SARAH VINE: Teachers deciding pupils' final exam grades is a blow

SARAH VINE: Teachers deciding pupils’ final exam grades is another blow for underdog children

At the start of the year it looked as though the fiasco of 2020’s exam results, in which thousands of children were unfairly downgraded by an algorithm, would be averted for this year’s cohort.

The Education Secretary seemed determined to press ahead with tests, albeit with certain caveats, in order to ensure the fairest possible assessment of pupils. He had a plan, and it was a good one.

But then, as the country was plunged into the third and grimmest of lockdowns, it became apparent that schools were going to close – and that plan was abandoned.
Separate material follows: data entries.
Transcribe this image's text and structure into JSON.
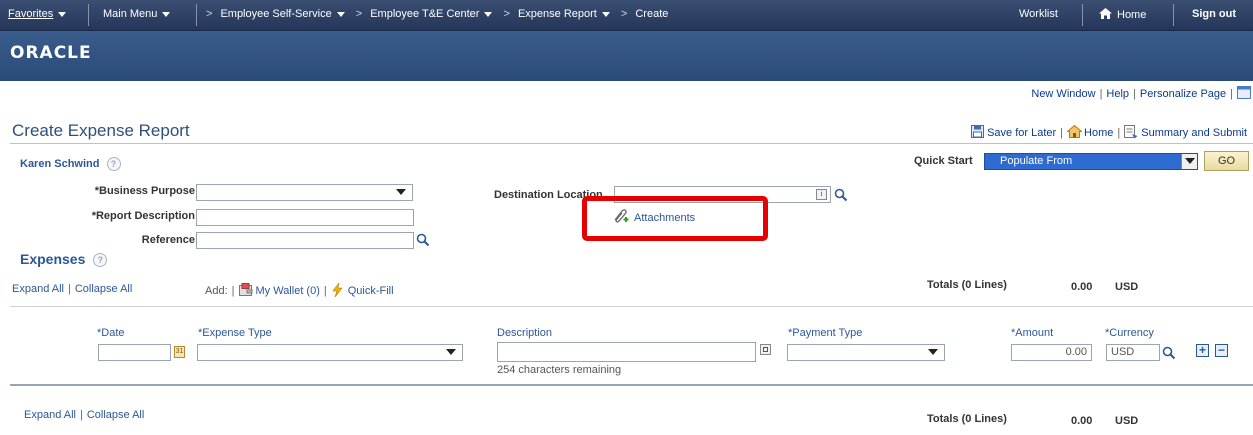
{
  "nav": {
    "favorites": "Favorites",
    "main_menu": "Main Menu",
    "breadcrumbs": [
      "Employee Self-Service",
      "Employee T&E Center",
      "Expense Report",
      "Create"
    ],
    "worklist": "Worklist",
    "home": "Home",
    "signout": "Sign out"
  },
  "banner": {
    "logo": "ORACLE"
  },
  "page_links": {
    "new_window": "New Window",
    "help": "Help",
    "personalize": "Personalize Page"
  },
  "page": {
    "title": "Create Expense Report",
    "save_for_later": "Save for Later",
    "home": "Home",
    "summary_submit": "Summary and Submit"
  },
  "employee": {
    "name": "Karen Schwind"
  },
  "quick_start": {
    "label": "Quick Start",
    "selected": "Populate From",
    "go": "GO"
  },
  "header_fields": {
    "business_purpose": "*Business Purpose",
    "report_description": "*Report Description",
    "reference": "Reference",
    "destination_location": "Destination Location",
    "attachments": "Attachments"
  },
  "expenses": {
    "title": "Expenses",
    "expand_all": "Expand All",
    "collapse_all": "Collapse All",
    "add_label": "Add:",
    "my_wallet": "My Wallet (0)",
    "quick_fill": "Quick-Fill",
    "totals_label": "Totals (0 Lines)",
    "totals_amount": "0.00",
    "totals_currency": "USD"
  },
  "line": {
    "date_label": "*Date",
    "expense_type_label": "*Expense Type",
    "description_label": "Description",
    "payment_type_label": "*Payment Type",
    "amount_label": "*Amount",
    "currency_label": "*Currency",
    "amount_value": "0.00",
    "currency_value": "USD",
    "chars_remaining": "254 characters remaining"
  },
  "colors": {
    "nav_bg": "#2e4166",
    "banner_bg": "#2f5080",
    "link": "#2c5797",
    "highlight": "#e60000",
    "quickstart_bg": "#2e6bd0"
  }
}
Last month, it was announced that GCSEs and A-levels were being cancelled, with no details as to what would be replacing them. Parents, teachers and children were left in limbo, unsure as to what criteria would be applied at the end of the school year.
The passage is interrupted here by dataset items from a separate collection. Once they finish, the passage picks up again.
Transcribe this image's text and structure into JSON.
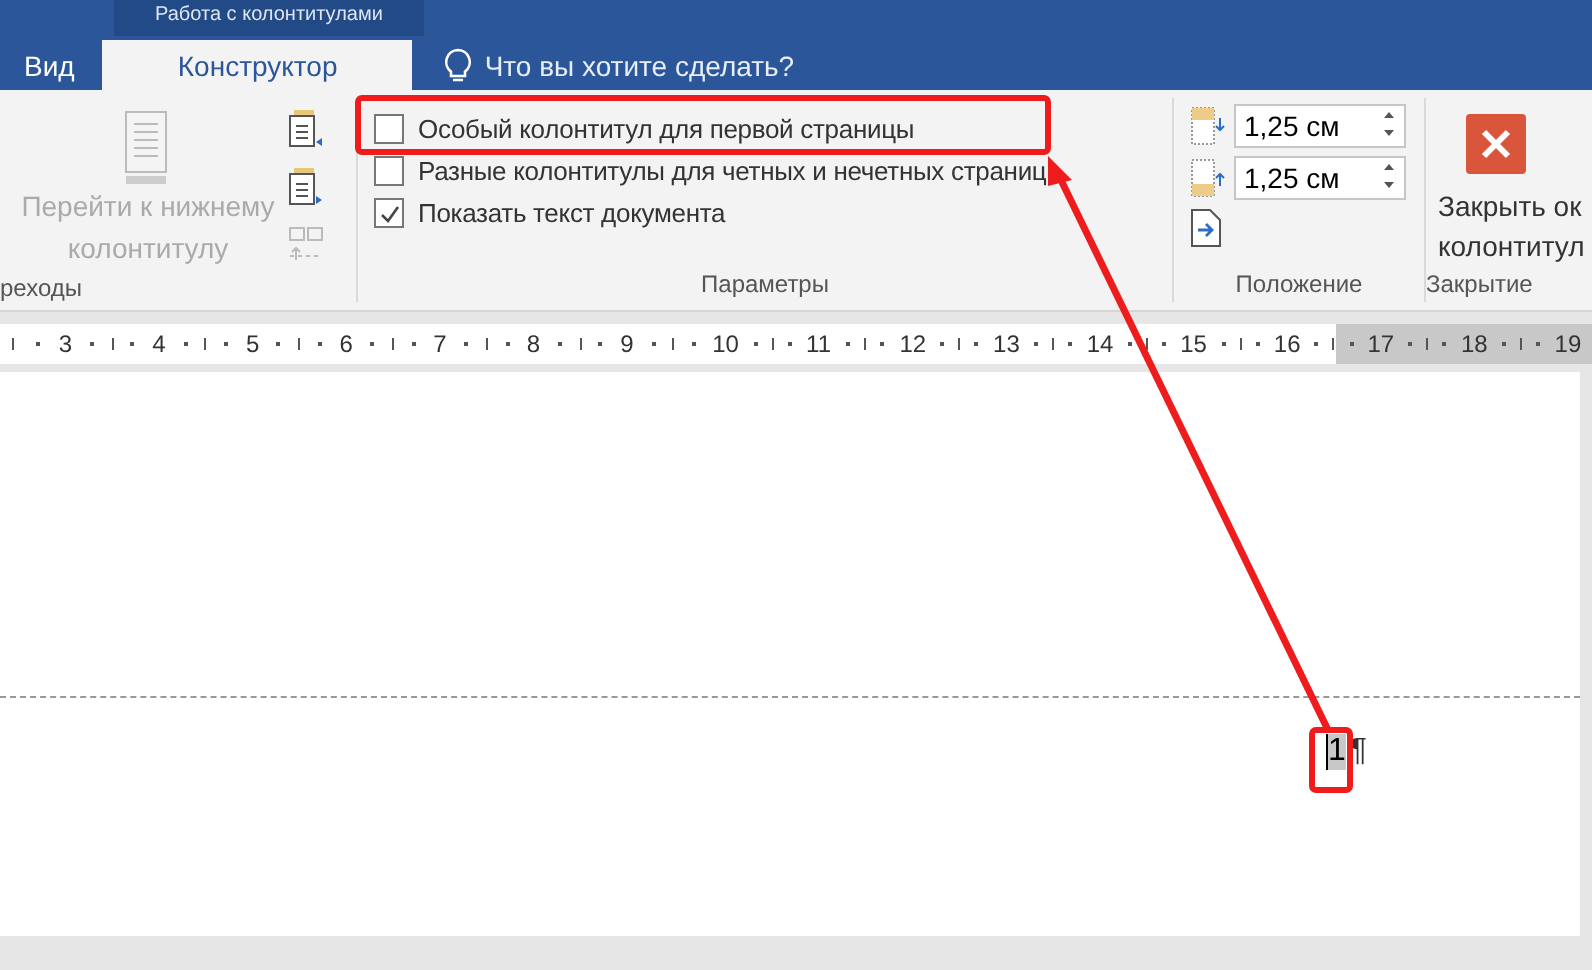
{
  "window": {
    "contextual_title": "Работа с колонтитулами"
  },
  "tabs": [
    {
      "label": "Вид",
      "selected": false
    },
    {
      "label": "Конструктор",
      "selected": true
    }
  ],
  "tell_me": {
    "placeholder": "Что вы хотите сделать?"
  },
  "navigation": {
    "label": "реходы",
    "button": {
      "label": "Перейти к нижнему колонтитулу",
      "disabled": true
    }
  },
  "options": {
    "label": "Параметры",
    "checkboxes": [
      {
        "label": "Особый колонтитул для первой страницы",
        "checked": false
      },
      {
        "label": "Разные колонтитулы для четных и нечетных страниц",
        "checked": false
      },
      {
        "label": "Показать текст документа",
        "checked": true
      }
    ]
  },
  "position": {
    "label": "Положение",
    "spinners": [
      {
        "value": "1,25 см"
      },
      {
        "value": "1,25 см"
      }
    ]
  },
  "close": {
    "label": "Закрытие",
    "button": [
      "Закрыть ок",
      "колонтитул"
    ]
  },
  "ruler": {
    "labels": [
      "3",
      "4",
      "5",
      "6",
      "7",
      "8",
      "9",
      "10",
      "11",
      "12",
      "13",
      "14",
      "15",
      "16",
      "17",
      "18",
      "19"
    ]
  },
  "document": {
    "page_number": "1",
    "paragraph_mark": "¶"
  }
}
Secretary of State for Education Gavin Williamson. It will now be up to teachers to decide on a pupil’s final grades, based on a combination of coursework and any mocks they may have sat

Yesterday, finally, a puff of white smoke. Except, it’s hardly a very satisfactory resolution.

Frustrating is probably the politest way I can put it. As I understand it – and there really isn’t an awful lot of fine detail here – it will now be up to teachers to decide on a pupil’s final grades, based on a combination of coursework and any mocks they may have sat.

Results will be published earlier than usual, in order to give students time to appeal. There will be optional tests set by exam boards but they will not be taken in exam conditions nor decide final grades.

According to the Department for Education, this is the ‘best system possible’ to ensure ‘fairly awarded grades at a time when we don’t think it’s fair for [pupils] to sit the exams in the normal way’.

I’m sorry, but as the mother of two children, both sitting GCSEs and A-levels this year, I still find it a deeply depressing solution.

The problem with teacher assessment is that it is a highly subjective measure, influenced by a variety of possible factors, many of them unknowable.

Prime Minister Boris Johnson meets with Year 11 students in the canteen during a visit to Accrington Academy in Accrington, Lancashire, Thursday, February 25, 2021

And I don’t just mean teacher bias, which is undeniably real – after all, they are only human and get on with some pupils better than others.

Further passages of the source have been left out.